Conversion scripts

Conversion scripts

The conversion scripts are located in gt/script. They are of two different types: perl scripts (*.pl) and xfst scripts. The xfst scripts are compiled, they have filename.regex as source file names and filename.fst as binary file names.

The scripts have different functions. Some scripts convert input text to the internal format used by the program, whereas other scripts convert the output of the program into a format suitable for output.

Note that the unix utility iconv contains ready-made conversion routines for many code tables. The syntax is as follows:

$ iconv --from-code=ISO-8859-1 --to-code=UTF-8 < old_file > new_file

A list of code tables is listed with iconv --list. This of course does not help in converting text to our internal format, but in the future it may be used for conversion to utf-8.

Naming the scripts

The scripts are named "sourceform-targetform.scripttype". The perl script converting Latin 6 input to the internal 7-bit digraph system á, c1, d1, n1, s1, t1, z1, is called latin6-7bit.pl.

There are at the moment script for converting from ws2, Latin6 and mac (here called "linmac", since mac files are translated to something else when the files are moved to Linux. "Something else" is here called "linmac" (mac as observed on Linux), and taken as a starting point for the conversion script.

Scripts converting input text to and from internal digraphs ("7bit")

Perl scripts

The perl scripts contain conversion lines of the format s/\273/t1/g. This line converts a t-stroke to t1. The code position (in the code table Latin 6, used a.o. by Statens Kartverk) is hexadecimal BB. Perl uses octal notation, and the octal value of BB is 273.

Note that there are two different scripts, utf8-7bit.pl and utf8.pl. The former converts from utf8 to 7bit, the other one is some sort of all-in-one-script that converts from different formats (mac saved as utf8, text written on Win9x saved as utf8, etc. to 7-bit. Testing is needed to see whether this is a relevant partition, in any case, the utf8-7bit.pl works in cases where the input signal has not been corrupted, i.e. it takes real utf8 as input.

xfst scripts

The <encoding>-7bit.regex files are files that convert from the given encoding to the internal format.

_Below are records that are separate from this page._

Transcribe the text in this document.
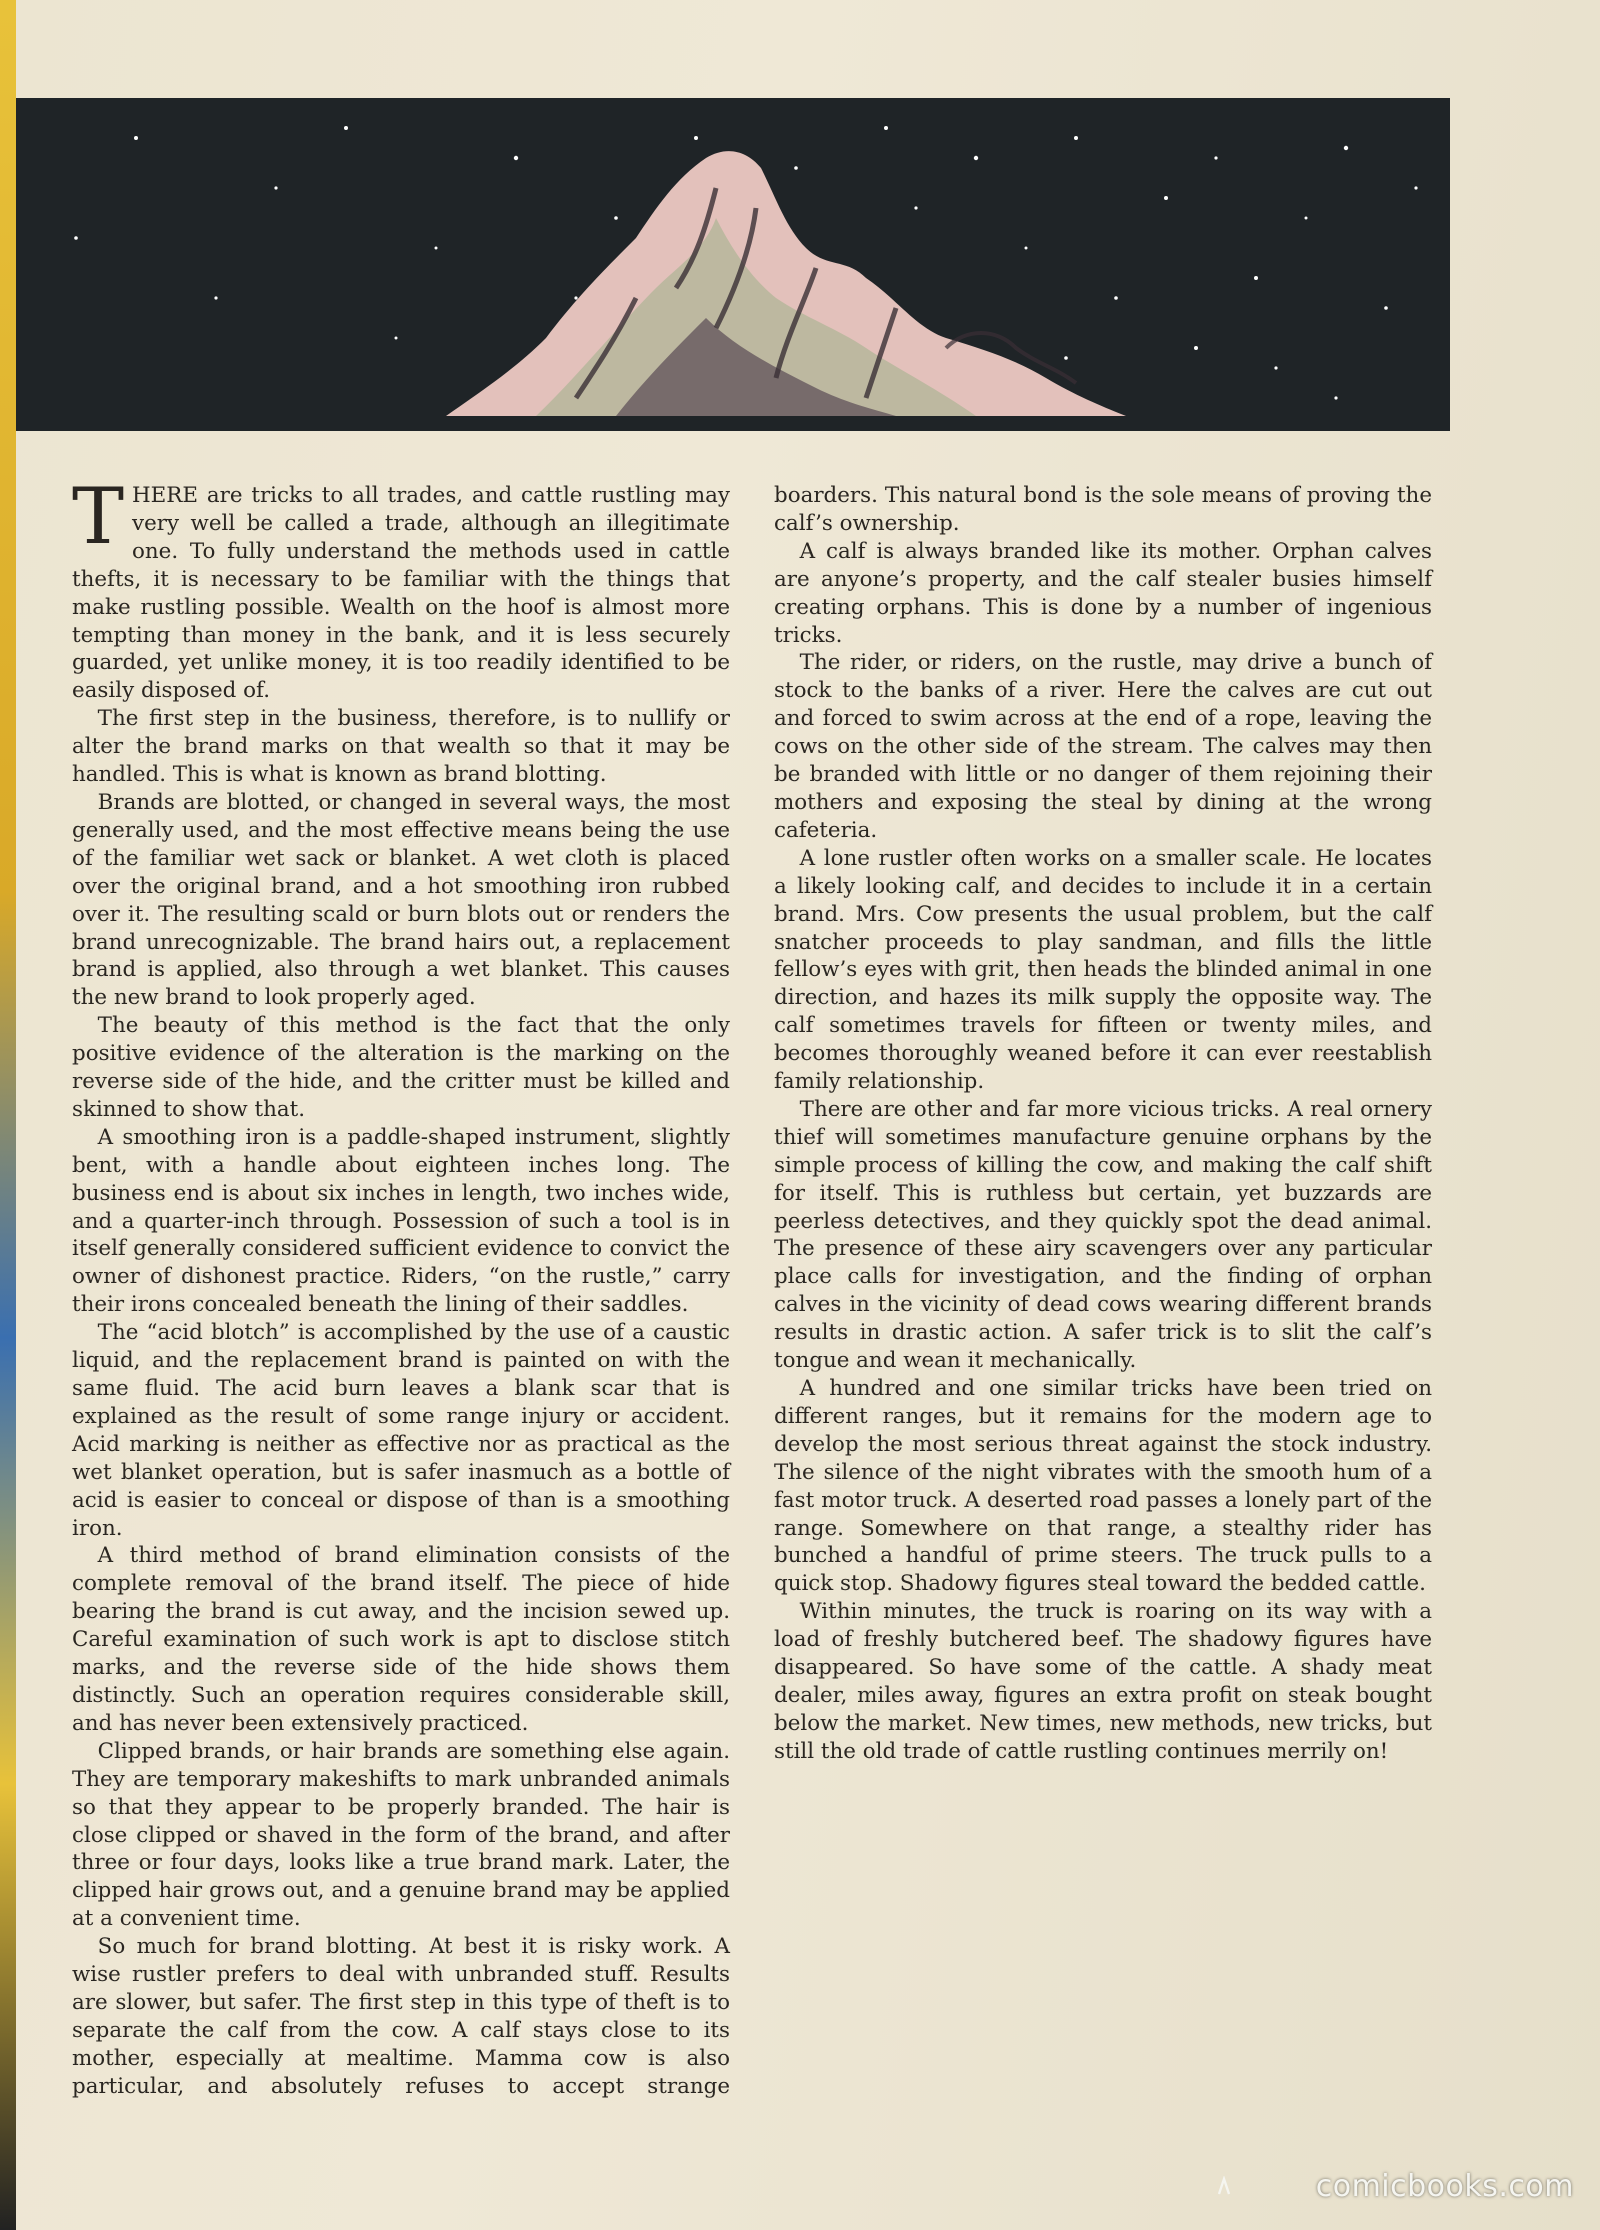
THERE are tricks to all trades, and cattle rustling may very well be called a trade, although an illegitimate one. To fully understand the methods used in cattle thefts, it is necessary to be familiar with the things that make rustling possible. Wealth on the hoof is almost more tempting than money in the bank, and it is less securely guarded, yet unlike money, it is too readily identified to be easily disposed of.

The first step in the business, therefore, is to nullify or alter the brand marks on that wealth so that it may be handled. This is what is known as brand blotting.

Brands are blotted, or changed in several ways, the most generally used, and the most effective means being the use of the familiar wet sack or blanket. A wet cloth is placed over the original brand, and a hot smoothing iron rubbed over it. The resulting scald or burn blots out or renders the brand unrecognizable. The brand hairs out, a replacement brand is applied, also through a wet blanket. This causes the new brand to look properly aged.

The beauty of this method is the fact that the only positive evidence of the alteration is the marking on the reverse side of the hide, and the critter must be killed and skinned to show that.

A smoothing iron is a paddle-shaped instrument, slightly bent, with a handle about eighteen inches long. The business end is about six inches in length, two inches wide, and a quarter-inch through. Possession of such a tool is in itself generally considered sufficient evidence to convict the owner of dishonest practice. Riders, “on the rustle,” carry their irons concealed beneath the lining of their saddles.

The “acid blotch” is accomplished by the use of a caustic liquid, and the replacement brand is painted on with the same fluid. The acid burn leaves a blank scar that is explained as the result of some range injury or accident. Acid marking is neither as effective nor as practical as the wet blanket operation, but is safer inasmuch as a bottle of acid is easier to conceal or dispose of than is a smoothing iron.

A third method of brand elimination consists of the complete removal of the brand itself. The piece of hide bearing the brand is cut away, and the incision sewed up. Careful examination of such work is apt to disclose stitch marks, and the reverse side of the hide shows them distinctly. Such an operation requires considerable skill, and has never been extensively practiced.

Clipped brands, or hair brands are something else again. They are temporary makeshifts to mark unbranded animals so that they appear to be properly branded. The hair is close clipped or shaved in the form of the brand, and after three or four days, looks like a true brand mark. Later, the clipped hair grows out, and a genuine brand may be applied at a convenient time.

So much for brand blotting. At best it is risky work. A wise rustler prefers to deal with unbranded stuff. Results are slower, but safer. The first step in this type of theft is to separate the calf from the cow. A calf stays close to its mother, especially at mealtime. Mamma cow is also particular, and absolutely refuses to accept strange boarders. This natural bond is the sole means of proving the calf’s ownership.

A calf is always branded like its mother. Orphan calves are anyone’s property, and the calf stealer busies himself creating orphans. This is done by a number of ingenious tricks.

The rider, or riders, on the rustle, may drive a bunch of stock to the banks of a river. Here the calves are cut out and forced to swim across at the end of a rope, leaving the cows on the other side of the stream. The calves may then be branded with little or no danger of them rejoining their mothers and exposing the steal by dining at the wrong cafeteria.

A lone rustler often works on a smaller scale. He locates a likely looking calf, and decides to include it in a certain brand. Mrs. Cow presents the usual problem, but the calf snatcher proceeds to play sandman, and fills the little fellow’s eyes with grit, then heads the blinded animal in one direction, and hazes its milk supply the opposite way. The calf sometimes travels for fifteen or twenty miles, and becomes thoroughly weaned before it can ever reestablish family relationship.

There are other and far more vicious tricks. A real ornery thief will sometimes manufacture genuine orphans by the simple process of killing the cow, and making the calf shift for itself. This is ruthless but certain, yet buzzards are peerless detectives, and they quickly spot the dead animal. The presence of these airy scavengers over any particular place calls for investigation, and the finding of orphan calves in the vicinity of dead cows wearing different brands results in drastic action. A safer trick is to slit the calf’s tongue and wean it mechanically.

A hundred and one similar tricks have been tried on different ranges, but it remains for the modern age to develop the most serious threat against the stock industry. The silence of the night vibrates with the smooth hum of a fast motor truck. A deserted road passes a lonely part of the range. Somewhere on that range, a stealthy rider has bunched a handful of prime steers. The truck pulls to a quick stop. Shadowy figures steal toward the bedded cattle.

Within minutes, the truck is roaring on its way with a load of freshly butchered beef. The shadowy figures have disappeared. So have some of the cattle. A shady meat dealer, miles away, figures an extra profit on steak bought below the market. New times, new methods, new tricks, but still the old trade of cattle rustling continues merrily on!

comicbooks.com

The 7bit-<encoding>.regex files are files that convert to the given encoding from the internal format.

Compiling .regex files

To make use of the .regex files you may have to compile them to .fst files. Go to the script directory and have a look at the .regex and .fst files. If the .regex file is older than the .fst file with the same name, you may use the .fst file right on, and you do not need to compile. If the .fst file is older or do not exist, you must compile it. Do that by while in the script directory type the command:

make all
Using the resulting .fst files for North Sámi

In order to convert from encoding X to internal format, be in the script directory, and type the following command:

cat <&lt;encoding>-filename> | lookup -flags mbTT -f <encoding>-7bit.fst
        

It will will convert a file from a given encoding to the internal format.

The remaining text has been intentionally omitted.